Черные ниточки считают билеты, которые должен оплатить Докучаев.
Ольга ставит прелестную балетную юбочку баккара на полку:
– Я не возьму вазочки. Они мне не нравятся.
Женщина с туманными глазами говорит своему толстяку:
– Петя, смотри, под тем самоваром тот же номер, что и у нашего телефона: сорок – сорок пять.
– Замечательный самовар! Наденька, хотела бы ты вытащить этот замечательный самовар?
Она смеется и повторяет:
– Какое совпадение: сорок – сорок пять!
И, отослав за апельсином толстяка, еще нежнее прилипает к Докучаеву просторными бедрами.
Ольга громко говорит:
– Запомните, Илья Петрович, на всякий случай ее телефон.
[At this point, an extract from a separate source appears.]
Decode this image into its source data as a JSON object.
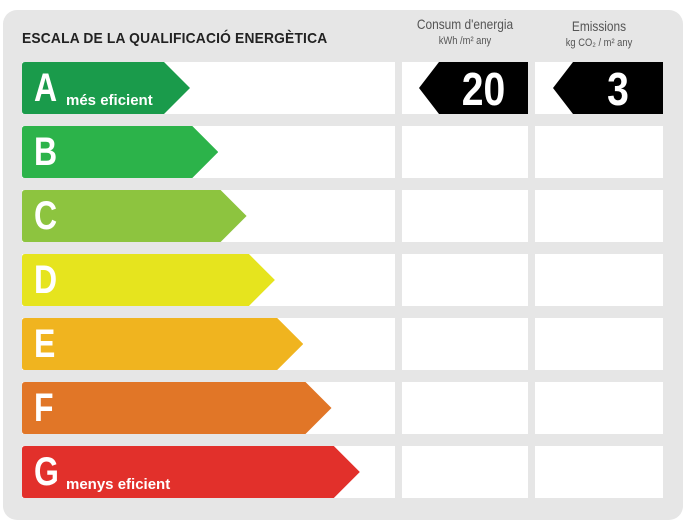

Это честная женщина. За несколько минут до того, как вы проронили свое великолепное желание, она вслух мечтала выиграть для своего старшего сына барабан, а для дочери – большую куклу в голубеньком платьице.
Ольга вежливо обращается к женщине с туманными глазами:
– Если не ошибаюсь, сударыня, ваш телефон сорок – сорок пять?
Просторные бедра вздергивают юбку и отходят.
– Боже, какая наивность! Она вообразила, что я ревную.
Мы продвигаемся в круглую гостиную.
На эстраде мягкокостные юноши и девушки изображают танец машин. Если бы этот танец танцевали наши заводы, он был бы очарователен. Интересно знать, сколько еще времени мы принуждены будем видеть его только на эстрадах ночных кабачков?
Конферансье, стянутый старомодным фраком и воротничком непомерной высоты, делающим шею похожей на стебель лилии, блистал лаком, крахмалом, остроумием и круглым стеклом в глазу.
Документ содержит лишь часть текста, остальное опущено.